坂の上の雲 第3部 第11回「二〇三高地」を見た

とても良かったです。

日露の白兵戦のクライマックスは、取っ組み合いしたり、噛みついてる兵までいて、本当にこれ演技なんだろうね、という感じでした。わたしは高校生のころラグビーをしていたのですが、ラックやモールの中ではこんな取っ組み合いをしてたなあ。噛みつきはしてないけど。

戦争というものは本当にいやで、特に先週から今週にかけての旅順攻略ではものすごい数の人々が死んでいくのですが、それでもなぜ私たちはこれほど戦いの物語に惹かれるのか。

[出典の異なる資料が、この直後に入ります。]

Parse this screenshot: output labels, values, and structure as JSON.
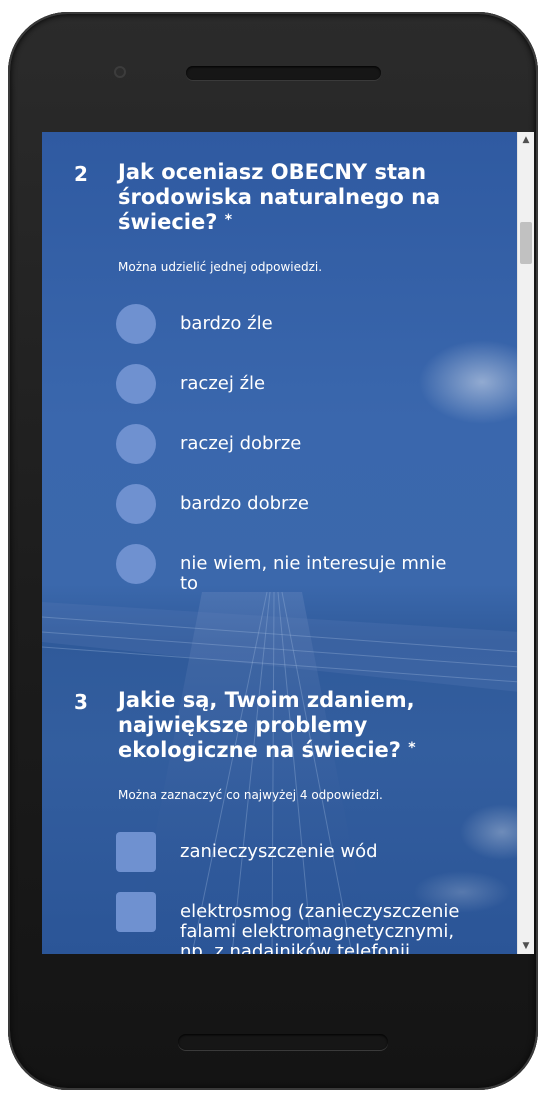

そこには様々な理由があると思いますが、戦争とは組織と組織が優劣をかけて作用し合う現象であり、比較的早期に、しかもしばしば劇的な結果が現出し、そこから大きな示唆を得ることができるからではないか、と考えました。

ある国と国において、双方のどちらが正しいかなどとは結論が出せることではないのですが、それを力ずくで出してしまうのが戦争です。そして、なぜ勝ったか、なぜ負けたかという原因が、かなり明確に推測できるところが魅力なのではないでしょうか。

本ドラマの日露の戦いの結果は、奇跡的とさえ言えます。しかしそれは、明治人が死にものぐるいで戦って引き寄せたものでしょう。前線で戦った将兵はもちろん、海外で金策に走り回った人や、敵国で革命を扇動した人、そして元を辿れば日本国民の一人一人が、血を流しながら得たのではないでしょうか。

このドラマの原作者は作中で、なぜこのようなタイトルをつけたか説明しています。前だけを見つめ坂を上っていく。そういう気分を、皆で共有できる、というのは、とても素晴らしいことなのでは、と思いました。